Well my comment mentioned "random (but TLB friendly)", which I define as visitin...

Well my comment mentioned "random (but TLB friendly)", which I define as visiting each cache line exactly once, but only with a few (32-64) pages active.

The reason for this is I like to separate out the cache latency to main memory and the TLB related latencies. Certainly there are workloads that are completely random (thus the term cache thrashing), but there's also many workloads that only have a few 10s of pages active. Doubly so under linux when if needed you can switch to HUGE pages if your workload is TLB thrashing.

For a description of the Anandtech graph you posted see: https://www.anandtech.com/show/14072/the-samsung-galaxy-s10p...

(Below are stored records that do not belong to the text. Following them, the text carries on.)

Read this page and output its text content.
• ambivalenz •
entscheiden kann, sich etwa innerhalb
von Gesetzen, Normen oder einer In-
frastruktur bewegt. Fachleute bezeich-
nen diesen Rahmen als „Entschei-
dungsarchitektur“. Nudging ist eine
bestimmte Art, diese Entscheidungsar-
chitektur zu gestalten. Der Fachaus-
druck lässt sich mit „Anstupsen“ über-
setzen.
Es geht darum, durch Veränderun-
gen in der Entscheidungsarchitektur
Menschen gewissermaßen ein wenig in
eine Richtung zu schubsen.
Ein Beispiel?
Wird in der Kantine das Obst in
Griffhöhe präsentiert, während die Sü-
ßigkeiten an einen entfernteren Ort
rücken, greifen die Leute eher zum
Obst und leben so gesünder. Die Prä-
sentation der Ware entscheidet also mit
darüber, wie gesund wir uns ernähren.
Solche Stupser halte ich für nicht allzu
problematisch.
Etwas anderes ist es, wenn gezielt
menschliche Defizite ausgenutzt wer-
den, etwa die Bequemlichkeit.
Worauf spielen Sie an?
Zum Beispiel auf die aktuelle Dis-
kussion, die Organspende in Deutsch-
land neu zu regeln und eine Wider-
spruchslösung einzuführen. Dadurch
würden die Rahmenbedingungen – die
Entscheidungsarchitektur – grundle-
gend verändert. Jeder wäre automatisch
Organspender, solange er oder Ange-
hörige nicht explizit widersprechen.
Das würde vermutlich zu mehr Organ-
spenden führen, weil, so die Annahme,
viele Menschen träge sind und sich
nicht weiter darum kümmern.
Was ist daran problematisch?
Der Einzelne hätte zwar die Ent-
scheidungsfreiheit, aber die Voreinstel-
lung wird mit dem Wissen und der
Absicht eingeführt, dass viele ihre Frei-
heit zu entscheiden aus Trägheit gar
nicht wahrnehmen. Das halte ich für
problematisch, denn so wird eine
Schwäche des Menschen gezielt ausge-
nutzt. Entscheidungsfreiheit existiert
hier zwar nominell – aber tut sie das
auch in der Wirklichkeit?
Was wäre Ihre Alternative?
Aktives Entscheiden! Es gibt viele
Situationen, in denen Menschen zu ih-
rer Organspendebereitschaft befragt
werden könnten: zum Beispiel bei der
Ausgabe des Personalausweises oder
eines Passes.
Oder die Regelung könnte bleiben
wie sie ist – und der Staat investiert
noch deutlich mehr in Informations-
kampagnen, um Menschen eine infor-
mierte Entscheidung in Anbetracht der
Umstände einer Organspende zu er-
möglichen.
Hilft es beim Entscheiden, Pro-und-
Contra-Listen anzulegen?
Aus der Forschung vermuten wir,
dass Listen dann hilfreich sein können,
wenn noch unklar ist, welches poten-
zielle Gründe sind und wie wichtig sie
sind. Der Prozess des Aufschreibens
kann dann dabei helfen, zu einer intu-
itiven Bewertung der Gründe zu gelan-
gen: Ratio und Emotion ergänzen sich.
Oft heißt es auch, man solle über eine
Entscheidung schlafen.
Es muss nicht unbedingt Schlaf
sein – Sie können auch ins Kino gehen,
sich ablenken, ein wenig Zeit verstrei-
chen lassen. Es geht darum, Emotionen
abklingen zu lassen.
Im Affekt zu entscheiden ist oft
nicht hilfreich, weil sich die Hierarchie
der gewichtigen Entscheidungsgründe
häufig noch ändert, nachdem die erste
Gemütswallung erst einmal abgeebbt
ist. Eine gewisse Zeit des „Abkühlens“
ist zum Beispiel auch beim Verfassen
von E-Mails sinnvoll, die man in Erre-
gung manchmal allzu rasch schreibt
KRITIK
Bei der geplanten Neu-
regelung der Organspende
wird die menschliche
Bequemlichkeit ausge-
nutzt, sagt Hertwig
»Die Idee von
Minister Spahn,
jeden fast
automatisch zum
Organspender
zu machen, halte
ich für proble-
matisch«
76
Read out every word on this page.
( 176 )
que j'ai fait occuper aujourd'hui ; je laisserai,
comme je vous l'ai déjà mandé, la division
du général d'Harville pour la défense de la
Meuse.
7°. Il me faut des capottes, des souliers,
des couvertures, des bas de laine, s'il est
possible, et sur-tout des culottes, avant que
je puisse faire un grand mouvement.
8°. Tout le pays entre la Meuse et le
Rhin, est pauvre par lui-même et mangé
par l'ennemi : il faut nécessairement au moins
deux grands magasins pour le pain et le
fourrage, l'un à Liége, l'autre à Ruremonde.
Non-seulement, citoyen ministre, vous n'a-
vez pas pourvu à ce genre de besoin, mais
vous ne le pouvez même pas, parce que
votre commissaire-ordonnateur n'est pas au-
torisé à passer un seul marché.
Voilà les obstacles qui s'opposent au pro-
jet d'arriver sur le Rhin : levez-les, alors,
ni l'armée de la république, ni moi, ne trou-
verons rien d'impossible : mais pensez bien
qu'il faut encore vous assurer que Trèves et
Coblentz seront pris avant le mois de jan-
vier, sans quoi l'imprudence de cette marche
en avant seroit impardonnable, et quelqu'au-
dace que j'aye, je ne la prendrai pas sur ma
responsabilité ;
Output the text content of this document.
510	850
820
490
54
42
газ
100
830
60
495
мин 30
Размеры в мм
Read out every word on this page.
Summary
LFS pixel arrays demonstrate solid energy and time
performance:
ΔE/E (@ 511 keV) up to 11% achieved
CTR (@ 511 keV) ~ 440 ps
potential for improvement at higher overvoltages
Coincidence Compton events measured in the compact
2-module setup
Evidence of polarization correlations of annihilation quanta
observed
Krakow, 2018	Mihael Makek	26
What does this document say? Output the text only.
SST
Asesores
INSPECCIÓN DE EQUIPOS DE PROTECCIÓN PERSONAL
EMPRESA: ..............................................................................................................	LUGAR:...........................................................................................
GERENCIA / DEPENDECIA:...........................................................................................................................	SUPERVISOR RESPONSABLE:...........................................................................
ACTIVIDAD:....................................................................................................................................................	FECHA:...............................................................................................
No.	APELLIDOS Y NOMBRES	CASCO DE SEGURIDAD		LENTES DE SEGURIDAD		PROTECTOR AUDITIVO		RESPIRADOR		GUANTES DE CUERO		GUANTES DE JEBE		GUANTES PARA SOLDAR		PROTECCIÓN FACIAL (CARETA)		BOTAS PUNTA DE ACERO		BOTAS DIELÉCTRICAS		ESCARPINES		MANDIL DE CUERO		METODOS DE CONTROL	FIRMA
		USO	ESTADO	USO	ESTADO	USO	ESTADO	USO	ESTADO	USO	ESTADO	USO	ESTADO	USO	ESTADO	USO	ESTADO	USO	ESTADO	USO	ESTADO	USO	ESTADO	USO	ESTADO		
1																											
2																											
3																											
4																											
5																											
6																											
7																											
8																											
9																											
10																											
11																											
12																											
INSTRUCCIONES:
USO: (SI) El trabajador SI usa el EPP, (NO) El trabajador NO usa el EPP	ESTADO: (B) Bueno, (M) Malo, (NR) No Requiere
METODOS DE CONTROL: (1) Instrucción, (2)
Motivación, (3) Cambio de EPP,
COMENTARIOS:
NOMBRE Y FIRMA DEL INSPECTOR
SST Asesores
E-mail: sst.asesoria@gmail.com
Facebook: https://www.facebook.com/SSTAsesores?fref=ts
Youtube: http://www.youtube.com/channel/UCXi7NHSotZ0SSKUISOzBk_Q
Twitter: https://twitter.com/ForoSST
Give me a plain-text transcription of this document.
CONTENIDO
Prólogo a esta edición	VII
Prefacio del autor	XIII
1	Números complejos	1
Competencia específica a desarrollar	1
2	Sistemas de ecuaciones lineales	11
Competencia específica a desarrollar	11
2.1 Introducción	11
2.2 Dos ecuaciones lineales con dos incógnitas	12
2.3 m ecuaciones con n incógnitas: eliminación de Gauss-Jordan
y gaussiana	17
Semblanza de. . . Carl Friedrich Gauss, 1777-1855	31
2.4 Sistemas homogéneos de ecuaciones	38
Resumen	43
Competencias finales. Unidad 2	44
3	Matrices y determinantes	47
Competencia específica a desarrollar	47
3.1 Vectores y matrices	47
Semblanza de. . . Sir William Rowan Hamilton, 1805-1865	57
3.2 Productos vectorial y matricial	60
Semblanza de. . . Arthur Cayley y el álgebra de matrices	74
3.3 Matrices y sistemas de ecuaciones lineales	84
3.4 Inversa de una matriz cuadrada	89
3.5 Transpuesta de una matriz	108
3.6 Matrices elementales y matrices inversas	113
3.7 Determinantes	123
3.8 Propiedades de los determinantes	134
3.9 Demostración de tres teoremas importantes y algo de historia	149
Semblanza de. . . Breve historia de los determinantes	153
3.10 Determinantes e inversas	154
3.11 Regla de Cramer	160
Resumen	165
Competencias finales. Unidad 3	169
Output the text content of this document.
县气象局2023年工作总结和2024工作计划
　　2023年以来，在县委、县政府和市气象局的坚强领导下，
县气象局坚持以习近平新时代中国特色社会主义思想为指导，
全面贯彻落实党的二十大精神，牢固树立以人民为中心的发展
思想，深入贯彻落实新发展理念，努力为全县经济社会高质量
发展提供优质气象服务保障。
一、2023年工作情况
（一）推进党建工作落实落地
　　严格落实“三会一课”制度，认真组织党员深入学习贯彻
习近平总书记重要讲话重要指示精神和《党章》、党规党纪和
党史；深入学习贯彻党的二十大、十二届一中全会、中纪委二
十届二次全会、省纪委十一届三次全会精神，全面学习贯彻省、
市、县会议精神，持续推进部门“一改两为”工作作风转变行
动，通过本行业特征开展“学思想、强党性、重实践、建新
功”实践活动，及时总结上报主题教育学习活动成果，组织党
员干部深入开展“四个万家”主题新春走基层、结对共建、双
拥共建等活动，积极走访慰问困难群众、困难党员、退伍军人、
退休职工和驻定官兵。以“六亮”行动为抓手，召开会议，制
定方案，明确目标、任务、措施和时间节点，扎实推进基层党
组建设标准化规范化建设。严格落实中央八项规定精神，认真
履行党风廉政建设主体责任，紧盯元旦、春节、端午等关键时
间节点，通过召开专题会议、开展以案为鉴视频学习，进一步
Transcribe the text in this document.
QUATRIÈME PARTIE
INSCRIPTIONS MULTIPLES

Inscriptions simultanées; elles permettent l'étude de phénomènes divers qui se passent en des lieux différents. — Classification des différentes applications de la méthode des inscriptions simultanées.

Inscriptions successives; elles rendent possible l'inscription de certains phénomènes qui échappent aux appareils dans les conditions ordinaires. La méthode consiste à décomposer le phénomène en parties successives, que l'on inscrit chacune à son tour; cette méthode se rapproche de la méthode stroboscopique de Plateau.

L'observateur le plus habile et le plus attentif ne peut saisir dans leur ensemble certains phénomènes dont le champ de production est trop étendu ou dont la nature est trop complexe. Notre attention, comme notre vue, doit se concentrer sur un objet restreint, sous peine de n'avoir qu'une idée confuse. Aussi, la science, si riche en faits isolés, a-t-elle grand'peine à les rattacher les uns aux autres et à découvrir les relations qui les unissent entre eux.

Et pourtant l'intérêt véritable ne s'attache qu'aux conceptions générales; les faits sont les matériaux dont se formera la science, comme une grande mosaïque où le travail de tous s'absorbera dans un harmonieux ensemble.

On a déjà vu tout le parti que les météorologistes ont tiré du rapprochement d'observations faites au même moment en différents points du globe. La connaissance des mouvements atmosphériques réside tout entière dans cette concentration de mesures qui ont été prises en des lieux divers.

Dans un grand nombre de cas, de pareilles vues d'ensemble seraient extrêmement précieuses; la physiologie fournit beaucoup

So the cache friendly line is the R per RV prange for the 5950X latencies is on the order of 65ns, the similar line for the M1 is dead on 30ns at around 128KB and goes up slightly in the 256-512KB range. Sadly they don't publish the raw numbers and pixel counting on log/log graphs is a pain. However I wrote my own code that produces similar numbers.

My numbers are pretty much a perfect match, if my sliding window is 64 pages (average swap distance = 32 pages) I get around 34ns. If I drop it to 32 pages I get 32ns.

So the M1, assuming a relatively TLB friendly access pattern only keeping 32-64 pages active is about half the latency of the AMD 5950.

So compare the graphs yourself and I can provide more details on my numbers if still curious.